The moment of immigration is clearly also an instance of emigration. The conditions that impel movement are intermittently tied to post-colonial legacies, as well as the relentless drive towards the neo-liberalization of communist and socialist regimes in Asia, South America and Eastern Europe. In a project from Zagreb entitled ‘Milk’, Kristina Leko presents a multimedia initiative where the artist and the activist come together in a communication project with those whose precarious situation risks further pauperization in the politics of transnational political economies. The lack of work – as documented by the photographs of Meta Krese – coupled with acute imbalances in currencies make migration, however tortuous, a necessity.

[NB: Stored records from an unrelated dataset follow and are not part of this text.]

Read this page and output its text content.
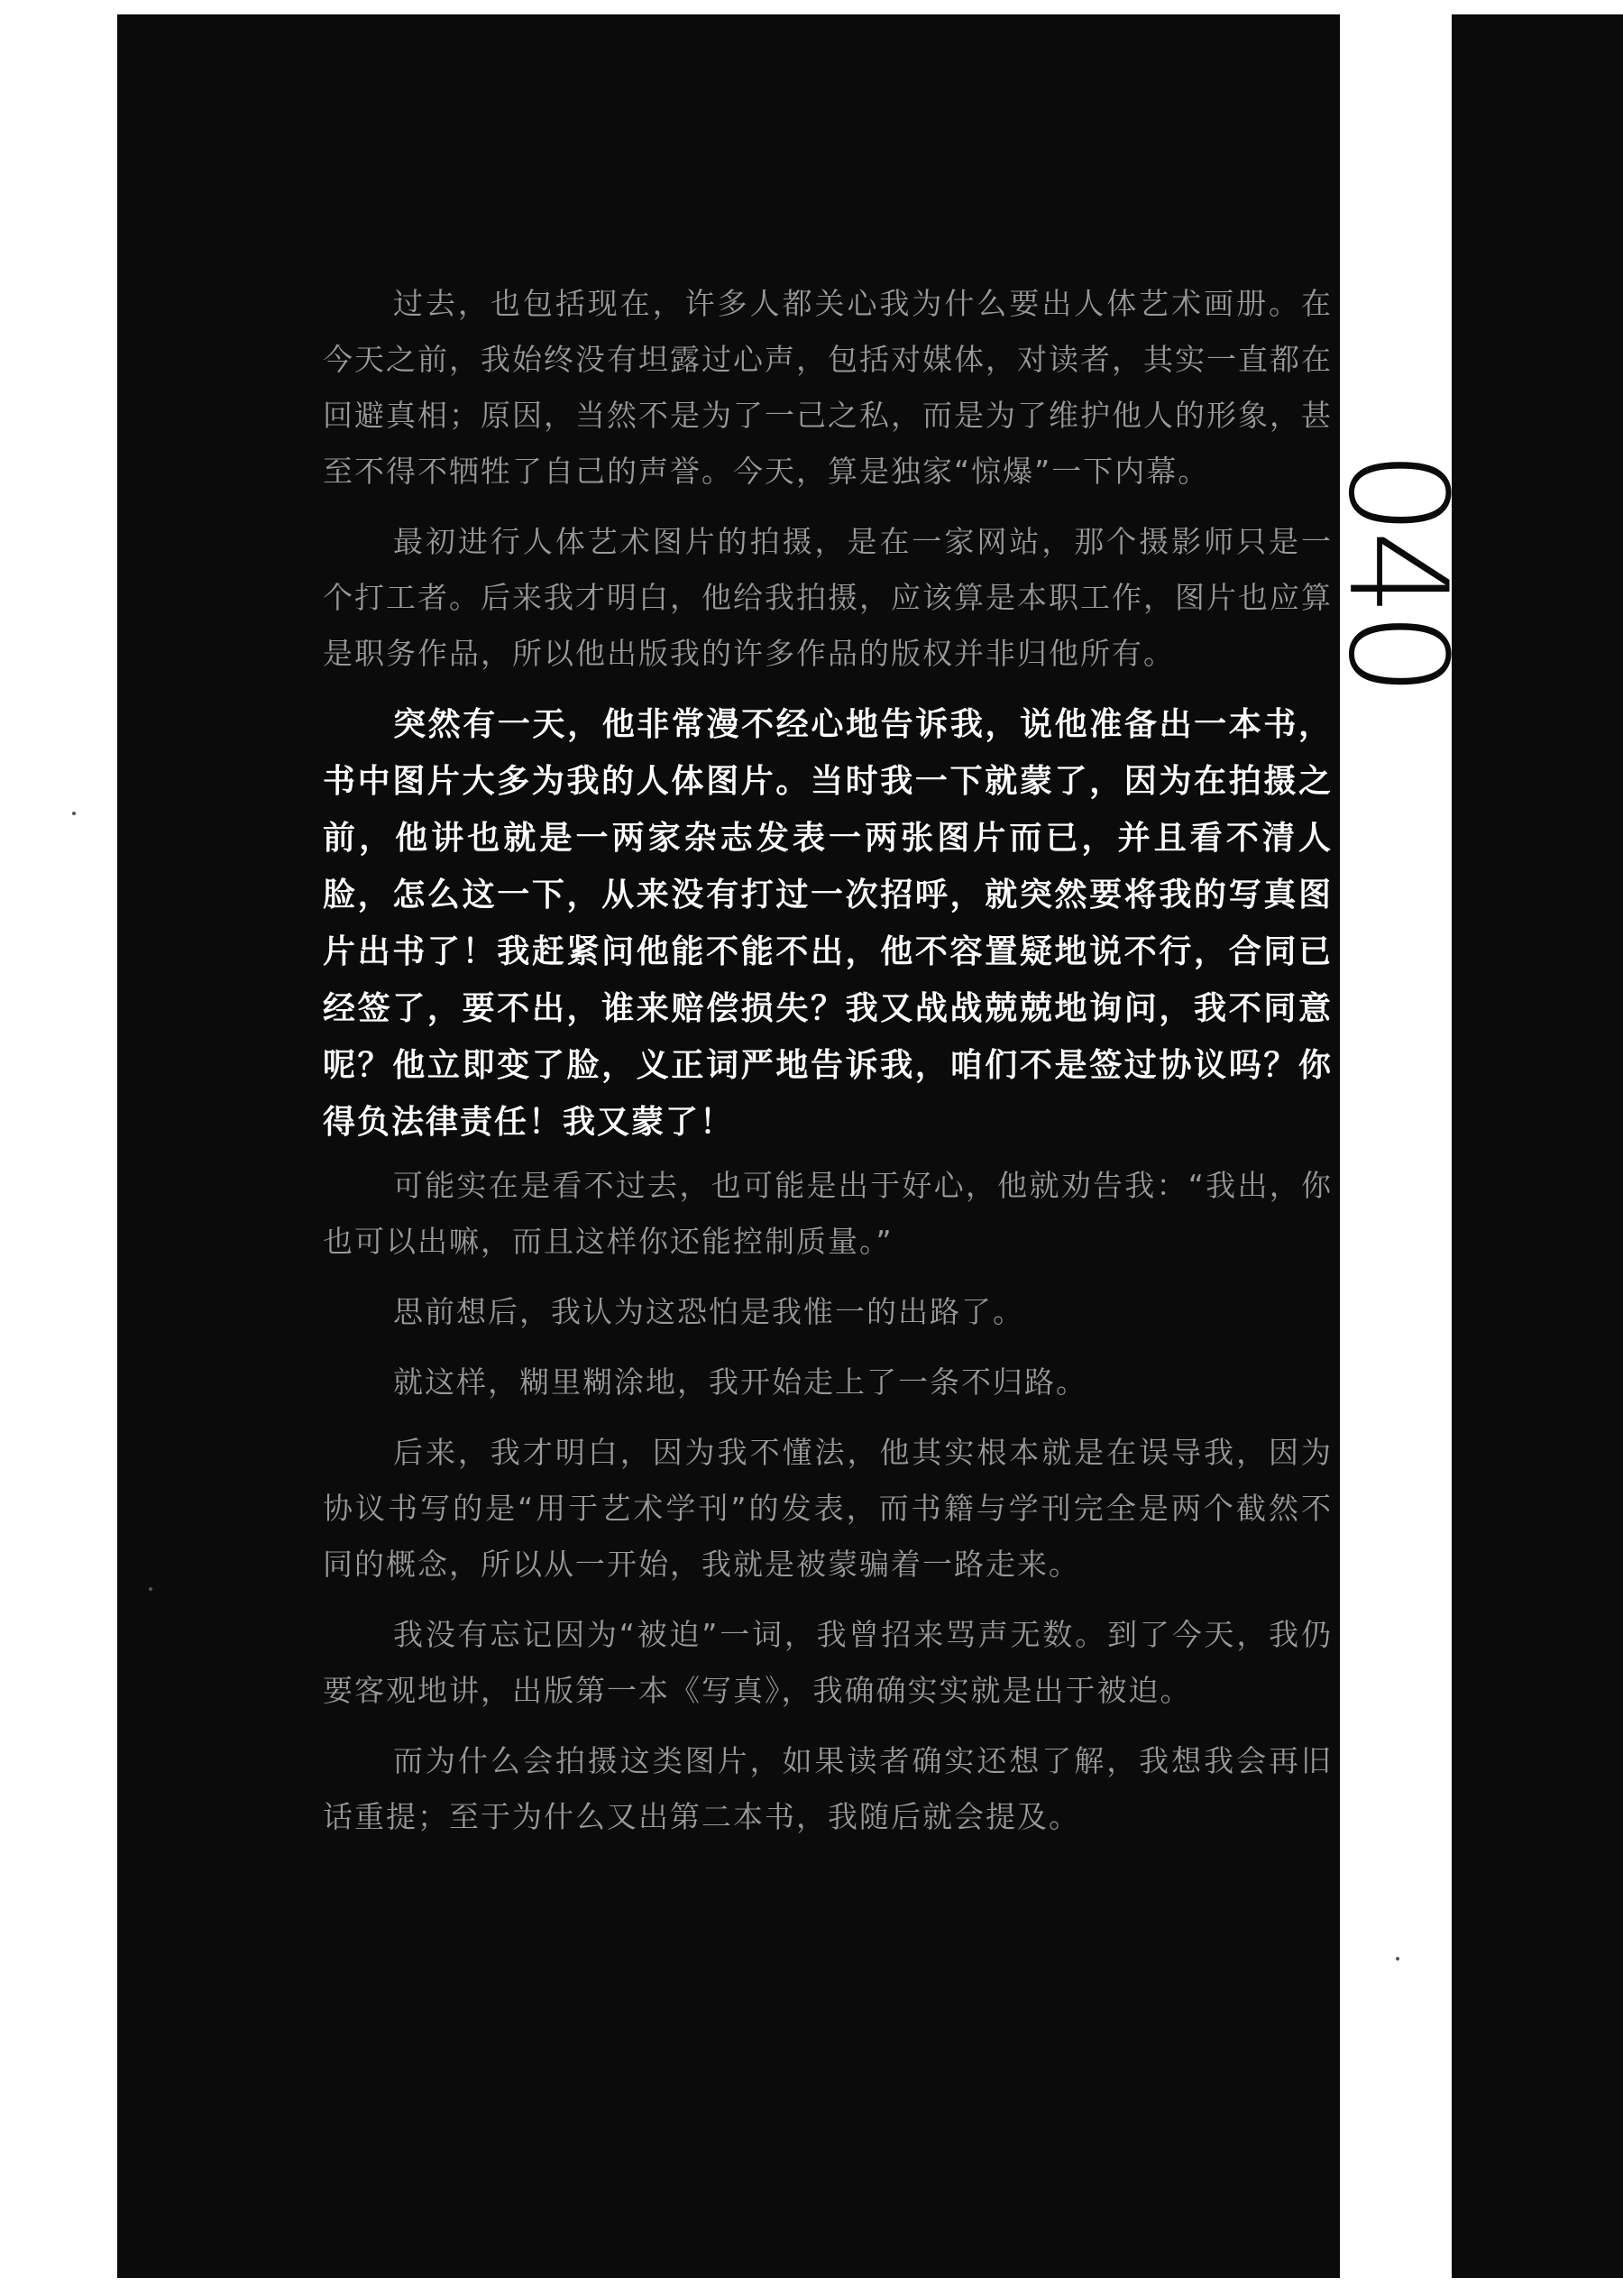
040

过去，也包括现在，许多人都关心我为什么要出人体艺术画册。在今天之前，我始终没有坦露过心声，包括对媒体，对读者，其实一直都在回避真相；原因，当然不是为了一己之私，而是为了维护他人的形象，甚至不得不牺牲了自己的声誉。今天，算是独家“惊爆”一下内幕。

最初进行人体艺术图片的拍摄，是在一家网站，那个摄影师只是一个打工者。后来我才明白，他给我拍摄，应该算是本职工作，图片也应算是职务作品，所以他出版我的许多作品的版权并非归他所有。

突然有一天，他非常漫不经心地告诉我，说他准备出一本书，书中图片大多为我的人体图片。当时我一下就蒙了，因为在拍摄之前，他讲也就是一两家杂志发表一两张图片而已，并且看不清人脸，怎么这一下，从来没有打过一次招呼，就突然要将我的写真图片出书了！我赶紧问他能不能不出，他不容置疑地说不行，合同已经签了，要不出，谁来赔偿损失？我又战战兢兢地询问，我不同意呢？他立即变了脸，义正词严地告诉我，咱们不是签过协议吗？你得负法律责任！我又蒙了！

可能实在是看不过去，也可能是出于好心，他就劝告我：“我出，你也可以出嘛，而且这样你还能控制质量。”

思前想后，我认为这恐怕是我惟一的出路了。

就这样，糊里糊涂地，我开始走上了一条不归路。

后来，我才明白，因为我不懂法，他其实根本就是在误导我，因为协议书写的是“用于艺术学刊”的发表，而书籍与学刊完全是两个截然不同的概念，所以从一开始，我就是被蒙骗着一路走来。

我没有忘记因为“被迫”一词，我曾招来骂声无数。到了今天，我仍要客观地讲，出版第一本《写真》，我确确实实就是出于被迫。

而为什么会拍摄这类图片，如果读者确实还想了解，我想我会再旧话重提；至于为什么又出第二本书，我随后就会提及。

No doubt there are differential gains and losses in the equations of labour migration. Differences of class and status at the points of emigration allow invitations to be sponsored for those who are deemed as being appropriately ‘skilled’. Those who cannot access these legal contortions bring their labour to our homes, offices, hospitals, supermarkets and factories by even more precarious channels. Treated as pollution and danger, their situations are the waste product of our ‘successful’ societies that rely on ever-increasing global inequalities (Bauman, 2003). Then of course there are those who do not have the resources to migrate in the first place, illegally or legally.

How do we bear witness to the ‘suffering’ (Sayad, 2004) of the ‘immigrant’? In the Story/poetry section Jamila Qureshi takes us to the troubled terrain of testimonies. Qureshi's performance defies domestication of the racialised or gendered subject.